Chen Ping'an le advirtió: "Recuerda medir bien, no añadas problemas".
Zhu Lian sonrió: "Entendido, lo tendré muy presente".
A la mañana siguiente, temprano, el anciano entró en el callejón y, al ver que la farmacia no había abierto, se agachó pacientemente afuera.
Chen Ping'an, aunque ya había despertado, abrió la puerta a la hora de siempre.
Mientras Chen Ping'an acompañaba al anciano en la selección de hierbas, Zhu Lian se acercó sigilosamente, pensó un momento y dijo de repente sin venir a cuento: "Hermosas damas en la calle, familias ricas".

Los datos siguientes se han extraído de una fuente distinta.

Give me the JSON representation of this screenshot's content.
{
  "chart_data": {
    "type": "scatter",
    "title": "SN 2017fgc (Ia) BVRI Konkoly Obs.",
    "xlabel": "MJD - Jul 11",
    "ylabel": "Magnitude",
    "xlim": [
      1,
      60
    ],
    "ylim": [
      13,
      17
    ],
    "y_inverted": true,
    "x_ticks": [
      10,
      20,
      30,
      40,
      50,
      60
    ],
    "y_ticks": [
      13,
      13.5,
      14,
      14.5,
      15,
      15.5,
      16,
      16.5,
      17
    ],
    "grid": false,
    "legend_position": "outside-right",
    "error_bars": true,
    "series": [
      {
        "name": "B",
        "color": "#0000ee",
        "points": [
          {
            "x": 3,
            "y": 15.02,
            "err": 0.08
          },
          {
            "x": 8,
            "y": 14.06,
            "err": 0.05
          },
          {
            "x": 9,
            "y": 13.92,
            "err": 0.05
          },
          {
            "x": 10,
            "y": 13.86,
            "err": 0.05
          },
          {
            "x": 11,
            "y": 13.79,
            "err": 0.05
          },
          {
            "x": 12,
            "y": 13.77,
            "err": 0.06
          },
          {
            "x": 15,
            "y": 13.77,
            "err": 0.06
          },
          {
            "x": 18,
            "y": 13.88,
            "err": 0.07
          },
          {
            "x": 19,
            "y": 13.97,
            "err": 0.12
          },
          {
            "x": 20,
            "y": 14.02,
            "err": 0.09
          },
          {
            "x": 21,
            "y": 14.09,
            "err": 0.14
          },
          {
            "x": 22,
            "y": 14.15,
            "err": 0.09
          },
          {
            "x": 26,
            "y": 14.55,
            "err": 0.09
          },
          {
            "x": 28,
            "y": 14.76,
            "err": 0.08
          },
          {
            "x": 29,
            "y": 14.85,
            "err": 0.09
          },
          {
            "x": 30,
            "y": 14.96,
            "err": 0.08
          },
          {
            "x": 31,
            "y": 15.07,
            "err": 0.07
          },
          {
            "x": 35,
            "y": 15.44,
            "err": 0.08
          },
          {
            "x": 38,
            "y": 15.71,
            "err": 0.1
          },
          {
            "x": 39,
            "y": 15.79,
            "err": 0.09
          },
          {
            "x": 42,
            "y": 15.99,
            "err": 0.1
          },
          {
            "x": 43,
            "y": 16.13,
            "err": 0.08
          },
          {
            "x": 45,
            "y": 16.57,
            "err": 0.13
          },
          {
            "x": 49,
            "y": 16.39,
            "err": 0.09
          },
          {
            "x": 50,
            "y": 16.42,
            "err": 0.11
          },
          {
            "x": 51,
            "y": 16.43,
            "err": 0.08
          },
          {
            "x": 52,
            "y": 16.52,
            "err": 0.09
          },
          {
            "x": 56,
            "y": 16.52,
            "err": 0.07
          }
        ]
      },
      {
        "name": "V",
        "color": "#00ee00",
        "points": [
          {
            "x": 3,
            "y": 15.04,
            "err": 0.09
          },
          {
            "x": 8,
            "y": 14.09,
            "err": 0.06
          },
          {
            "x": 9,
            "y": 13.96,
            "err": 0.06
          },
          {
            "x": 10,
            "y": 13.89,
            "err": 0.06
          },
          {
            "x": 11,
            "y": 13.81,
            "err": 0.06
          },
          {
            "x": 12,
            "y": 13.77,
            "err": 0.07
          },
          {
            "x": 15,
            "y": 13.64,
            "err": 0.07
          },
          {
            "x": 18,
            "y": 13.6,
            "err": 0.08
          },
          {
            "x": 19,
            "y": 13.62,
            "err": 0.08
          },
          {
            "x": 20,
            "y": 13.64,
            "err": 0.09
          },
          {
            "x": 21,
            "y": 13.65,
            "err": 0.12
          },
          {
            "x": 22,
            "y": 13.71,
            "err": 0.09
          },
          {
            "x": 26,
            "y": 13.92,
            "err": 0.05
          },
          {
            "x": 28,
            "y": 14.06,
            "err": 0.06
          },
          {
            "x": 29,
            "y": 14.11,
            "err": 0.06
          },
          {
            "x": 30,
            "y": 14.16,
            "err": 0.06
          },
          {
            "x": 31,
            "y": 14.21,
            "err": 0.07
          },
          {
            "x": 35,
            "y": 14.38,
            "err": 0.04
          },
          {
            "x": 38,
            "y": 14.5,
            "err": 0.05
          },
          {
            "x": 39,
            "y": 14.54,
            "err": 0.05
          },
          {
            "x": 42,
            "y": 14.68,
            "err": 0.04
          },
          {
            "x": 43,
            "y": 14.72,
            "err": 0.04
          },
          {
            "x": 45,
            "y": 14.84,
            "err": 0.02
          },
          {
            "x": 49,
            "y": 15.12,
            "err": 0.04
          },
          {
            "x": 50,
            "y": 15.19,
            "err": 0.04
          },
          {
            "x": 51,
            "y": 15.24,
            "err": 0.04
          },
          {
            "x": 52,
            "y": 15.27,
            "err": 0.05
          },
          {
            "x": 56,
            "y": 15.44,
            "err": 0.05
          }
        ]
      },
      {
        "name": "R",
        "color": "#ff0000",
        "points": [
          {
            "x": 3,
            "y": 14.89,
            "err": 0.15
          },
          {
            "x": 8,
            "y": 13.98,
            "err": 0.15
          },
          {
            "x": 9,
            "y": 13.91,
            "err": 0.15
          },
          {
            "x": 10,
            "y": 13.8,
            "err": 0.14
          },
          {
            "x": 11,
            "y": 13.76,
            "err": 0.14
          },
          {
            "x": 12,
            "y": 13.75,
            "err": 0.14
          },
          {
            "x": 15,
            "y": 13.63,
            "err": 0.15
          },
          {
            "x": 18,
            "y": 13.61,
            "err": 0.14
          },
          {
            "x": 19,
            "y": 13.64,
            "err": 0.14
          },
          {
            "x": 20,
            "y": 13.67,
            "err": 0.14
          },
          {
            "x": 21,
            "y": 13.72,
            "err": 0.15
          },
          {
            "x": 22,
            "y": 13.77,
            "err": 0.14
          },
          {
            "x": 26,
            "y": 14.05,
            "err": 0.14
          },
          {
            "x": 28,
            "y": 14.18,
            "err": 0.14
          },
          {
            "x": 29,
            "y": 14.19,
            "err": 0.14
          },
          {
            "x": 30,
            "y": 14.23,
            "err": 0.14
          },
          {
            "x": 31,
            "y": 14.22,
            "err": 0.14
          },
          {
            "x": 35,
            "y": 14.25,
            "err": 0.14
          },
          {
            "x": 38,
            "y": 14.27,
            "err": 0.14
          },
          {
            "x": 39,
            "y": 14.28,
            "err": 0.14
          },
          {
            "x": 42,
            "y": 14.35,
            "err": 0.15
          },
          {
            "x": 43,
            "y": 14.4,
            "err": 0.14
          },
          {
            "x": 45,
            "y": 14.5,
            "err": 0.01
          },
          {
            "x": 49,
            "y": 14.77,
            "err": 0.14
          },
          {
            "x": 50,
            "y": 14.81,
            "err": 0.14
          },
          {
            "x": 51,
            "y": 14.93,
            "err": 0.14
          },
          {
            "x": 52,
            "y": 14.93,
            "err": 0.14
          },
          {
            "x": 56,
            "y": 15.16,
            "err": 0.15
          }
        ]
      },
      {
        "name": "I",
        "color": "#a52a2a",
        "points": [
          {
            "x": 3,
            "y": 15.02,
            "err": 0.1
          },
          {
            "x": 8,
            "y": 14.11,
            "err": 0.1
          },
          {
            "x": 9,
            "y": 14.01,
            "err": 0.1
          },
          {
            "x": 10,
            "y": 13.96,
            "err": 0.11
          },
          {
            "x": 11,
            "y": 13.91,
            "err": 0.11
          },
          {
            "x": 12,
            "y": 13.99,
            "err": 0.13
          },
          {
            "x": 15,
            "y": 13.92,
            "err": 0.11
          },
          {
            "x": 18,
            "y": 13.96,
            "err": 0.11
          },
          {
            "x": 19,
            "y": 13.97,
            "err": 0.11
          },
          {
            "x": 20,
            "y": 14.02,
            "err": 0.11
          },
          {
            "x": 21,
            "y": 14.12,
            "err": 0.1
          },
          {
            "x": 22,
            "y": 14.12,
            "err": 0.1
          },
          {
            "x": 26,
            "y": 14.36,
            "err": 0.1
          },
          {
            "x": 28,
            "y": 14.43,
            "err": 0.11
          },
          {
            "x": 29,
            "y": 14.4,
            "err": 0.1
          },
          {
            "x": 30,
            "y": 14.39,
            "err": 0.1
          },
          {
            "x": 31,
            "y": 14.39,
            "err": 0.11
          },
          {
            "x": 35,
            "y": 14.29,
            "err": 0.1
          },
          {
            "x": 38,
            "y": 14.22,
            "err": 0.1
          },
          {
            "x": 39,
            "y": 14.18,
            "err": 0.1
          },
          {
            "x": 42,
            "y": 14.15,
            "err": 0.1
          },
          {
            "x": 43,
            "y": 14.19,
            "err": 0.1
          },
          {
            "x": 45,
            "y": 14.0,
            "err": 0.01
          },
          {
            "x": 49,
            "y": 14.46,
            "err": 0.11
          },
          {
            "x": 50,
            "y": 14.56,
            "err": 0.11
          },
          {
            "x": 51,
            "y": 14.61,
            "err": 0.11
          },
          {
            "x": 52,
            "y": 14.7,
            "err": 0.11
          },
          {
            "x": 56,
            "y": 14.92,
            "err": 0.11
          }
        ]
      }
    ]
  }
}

Al anciano se le iluminaron los ojos, pero mantuvo la compostura: "Doncellas en torres bordadas, recitando el difícil camino de Shu".
Sus miradas se encontraron.
Sin duda, eran almas gemelas.
Era como encontrarse con un viejo conocido en tierra extraña.
Después, Chen Ping'an ya no tuvo nada que ver. Los dos viejos cuchicheaban seriamente, y al final la farmacia ganó ochenta taels de plata.
Chen Ping'an no se atrevió a escuchar, porque era de mal augurio, y preguntó curioso: "¿De qué hablaron para estar tan a gusto?"
Zhu Lian sonrió con picardía: "En los libros hay bellezas de jade, estuvimos discutiendo las enseñanzas de los libros con ese venerable predecesor".
Zhu Lian, al dirigirse hacia la cortina de bambú, se golpeó el puño con la palma: "Ciertamente, siempre hay alguien más hábil, ¡el venerable predecesor se ha esforzado mucho!"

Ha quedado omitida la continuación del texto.